Name: Britta Lundgren
Britta Lundgren\'s research has addressed many topics but has always placed the gender problematic in focus. Her doctoral thesis was about femininity and occupational culture in the Swedish Post Office and she has subsequently written works on gender in academia, within the family and sexuality, and on emotions and relationships. She continues to give media interviews about a book she wrote about friendship, which she composed early in her career in 1995.
Britta Lundgren\'s current research activities are predominately to act the head of the large programme Challenging Gender, which has been designated as one of three Centers of Gender Excellence by the Swedish Research Council. The programme has several sub-themes and Britta Lundgren is, in addition to her research leadership positions, also involved in the theme that affects relationships and emotions.
“Gender and emotions play a role in almost all areas of our lives whether we are conscious about it or not. I am becoming more and more interested in the consequences of emotions and feelings, despite that we may not always be aware of it,” she says.
In collaboration with other themes in the programme, there have been discussions about legal statutes, which most consider as being neutral, but research has shown that this is not the case.

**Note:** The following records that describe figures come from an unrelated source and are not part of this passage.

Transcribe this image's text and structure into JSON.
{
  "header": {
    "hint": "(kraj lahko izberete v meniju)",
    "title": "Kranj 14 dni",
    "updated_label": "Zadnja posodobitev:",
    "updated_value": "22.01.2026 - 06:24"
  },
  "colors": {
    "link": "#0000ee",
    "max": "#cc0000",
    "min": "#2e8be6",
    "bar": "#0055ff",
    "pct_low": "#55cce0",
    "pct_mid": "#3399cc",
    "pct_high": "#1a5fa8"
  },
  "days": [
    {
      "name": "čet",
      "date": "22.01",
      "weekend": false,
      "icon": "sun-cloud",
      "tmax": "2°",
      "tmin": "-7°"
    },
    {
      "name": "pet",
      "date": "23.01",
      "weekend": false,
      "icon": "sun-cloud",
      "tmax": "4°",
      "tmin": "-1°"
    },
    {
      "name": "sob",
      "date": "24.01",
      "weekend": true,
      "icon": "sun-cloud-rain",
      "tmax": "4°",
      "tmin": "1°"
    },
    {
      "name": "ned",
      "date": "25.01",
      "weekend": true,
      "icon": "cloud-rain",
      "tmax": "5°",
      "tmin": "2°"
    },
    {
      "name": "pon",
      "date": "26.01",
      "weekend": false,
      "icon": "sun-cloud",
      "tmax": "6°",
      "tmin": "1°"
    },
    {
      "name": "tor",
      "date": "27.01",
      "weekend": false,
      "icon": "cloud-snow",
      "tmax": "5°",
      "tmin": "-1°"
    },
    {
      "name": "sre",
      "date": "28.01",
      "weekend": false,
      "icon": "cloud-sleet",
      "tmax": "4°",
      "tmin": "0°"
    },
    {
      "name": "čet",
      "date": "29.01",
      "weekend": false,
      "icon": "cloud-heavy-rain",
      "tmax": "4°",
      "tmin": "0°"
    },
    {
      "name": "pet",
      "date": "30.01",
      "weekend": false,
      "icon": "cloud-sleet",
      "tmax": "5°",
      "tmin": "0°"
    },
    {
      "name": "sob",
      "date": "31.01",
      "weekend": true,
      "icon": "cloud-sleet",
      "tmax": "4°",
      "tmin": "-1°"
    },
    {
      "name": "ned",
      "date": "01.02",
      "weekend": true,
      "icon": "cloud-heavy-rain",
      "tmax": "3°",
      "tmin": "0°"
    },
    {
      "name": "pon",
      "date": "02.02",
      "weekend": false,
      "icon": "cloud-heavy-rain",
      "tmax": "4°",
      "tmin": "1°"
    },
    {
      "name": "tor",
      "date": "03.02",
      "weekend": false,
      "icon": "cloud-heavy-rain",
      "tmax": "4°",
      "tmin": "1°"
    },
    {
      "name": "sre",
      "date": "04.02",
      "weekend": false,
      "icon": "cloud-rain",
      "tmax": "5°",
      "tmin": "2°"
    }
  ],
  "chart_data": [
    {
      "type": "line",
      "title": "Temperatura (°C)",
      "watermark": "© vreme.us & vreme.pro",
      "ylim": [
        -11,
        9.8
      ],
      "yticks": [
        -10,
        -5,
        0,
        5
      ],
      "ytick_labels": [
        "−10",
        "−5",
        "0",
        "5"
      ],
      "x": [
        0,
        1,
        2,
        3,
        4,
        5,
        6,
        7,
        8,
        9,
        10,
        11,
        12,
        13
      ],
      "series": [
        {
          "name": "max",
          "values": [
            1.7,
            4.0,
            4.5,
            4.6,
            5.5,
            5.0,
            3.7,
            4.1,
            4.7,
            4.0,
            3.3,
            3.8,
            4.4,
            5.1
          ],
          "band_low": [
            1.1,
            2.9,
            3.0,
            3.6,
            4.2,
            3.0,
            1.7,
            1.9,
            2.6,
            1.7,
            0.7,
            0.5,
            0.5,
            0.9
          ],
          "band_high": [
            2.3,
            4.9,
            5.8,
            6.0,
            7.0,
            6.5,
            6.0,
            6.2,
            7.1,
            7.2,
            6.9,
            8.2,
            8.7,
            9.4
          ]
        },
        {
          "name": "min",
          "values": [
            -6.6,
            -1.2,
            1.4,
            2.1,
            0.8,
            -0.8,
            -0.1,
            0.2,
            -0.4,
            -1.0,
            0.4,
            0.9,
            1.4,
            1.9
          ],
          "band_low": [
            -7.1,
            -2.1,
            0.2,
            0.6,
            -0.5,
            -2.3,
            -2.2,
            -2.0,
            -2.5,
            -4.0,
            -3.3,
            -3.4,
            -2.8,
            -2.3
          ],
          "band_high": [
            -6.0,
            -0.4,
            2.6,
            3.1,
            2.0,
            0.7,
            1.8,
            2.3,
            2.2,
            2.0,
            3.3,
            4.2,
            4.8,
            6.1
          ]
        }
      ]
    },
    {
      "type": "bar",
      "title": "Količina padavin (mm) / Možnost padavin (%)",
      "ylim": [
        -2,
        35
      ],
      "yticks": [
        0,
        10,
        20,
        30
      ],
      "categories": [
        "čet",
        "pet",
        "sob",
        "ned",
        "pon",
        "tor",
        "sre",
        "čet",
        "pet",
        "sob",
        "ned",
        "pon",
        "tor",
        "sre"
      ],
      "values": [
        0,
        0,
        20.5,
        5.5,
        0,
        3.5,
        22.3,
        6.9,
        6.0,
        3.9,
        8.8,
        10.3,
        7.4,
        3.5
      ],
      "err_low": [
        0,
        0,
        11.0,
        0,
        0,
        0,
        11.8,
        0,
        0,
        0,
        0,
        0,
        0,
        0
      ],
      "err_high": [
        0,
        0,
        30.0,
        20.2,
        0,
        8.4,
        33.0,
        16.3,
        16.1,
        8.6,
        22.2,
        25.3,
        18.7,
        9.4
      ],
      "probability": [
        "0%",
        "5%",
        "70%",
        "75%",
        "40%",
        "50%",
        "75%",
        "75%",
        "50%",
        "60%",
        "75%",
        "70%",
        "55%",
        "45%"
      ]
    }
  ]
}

“When doing an analysis of the texts, you see the significance of emotions and that the judiciary does not act neutrally in the way we often think.”
“You have to accept that emotions are an important part in the decision making process and basically, it also may be something generally universal and hopeful. We need to obtain much more knowledge on how to legitimise various kinds of feelings and how they may or may not control what we do.”
She heads this research programme while simultaneously acting as the Dean of the Faculty of Arts.
“It\'s very interesting for me to head a research programme with such broad themes, because one sees how everything is connected. Pieces of the puzzle emerge from all directions.”
The programme Challenging Gender involves up to 50 individuals, including about twenty who have received partial funding from the programme.
“We are trying to obtain new knowledge from the various themes of work and perhaps find the general and developmental categories to proceed further with. The programme has been assessed by an international panel of judges as unique in its breadth in an international perspective.”
In 2006, Britta released her book titled "Unexpected Death - Expected Mourning (Oväntad död – förväntad sorg)", which is about how people deal with grief and mourning when they lose someone unexpectedly, such as through fatal accidents.
“The deaths were unexpected but there is a cultural expectation of how one should mourn that is also much correlated to gender, it is female coded. Men\'s mourning is often silent, but it obviously does not mean that they do not mourn.”
Public mourning is an area that Britta would now like to examine more closely.
“It has been transforming. I certainly would like to analyse mourning on the Internet. The younger generation’s online usage has changed the perception of public mourning," says Britta Lundgren.
Name: Britta Lundgren
Profession: Professor of ethnology, Dean of the Faculty of Arts
Leisure activities: Dancing Lindy Hop, exercising at the gym, relaxing in front of the TV
Likes to eat: everything
Likes to read: fiction
Member of: the Swedish Royal Skyttean Society, board member of ACSIS (Advanced Cultural Studies Institute of Sweden, board member of the Knowledge Foundation and national delegate of the Expert Council for the European Institute for Gender Equality in Vilnius.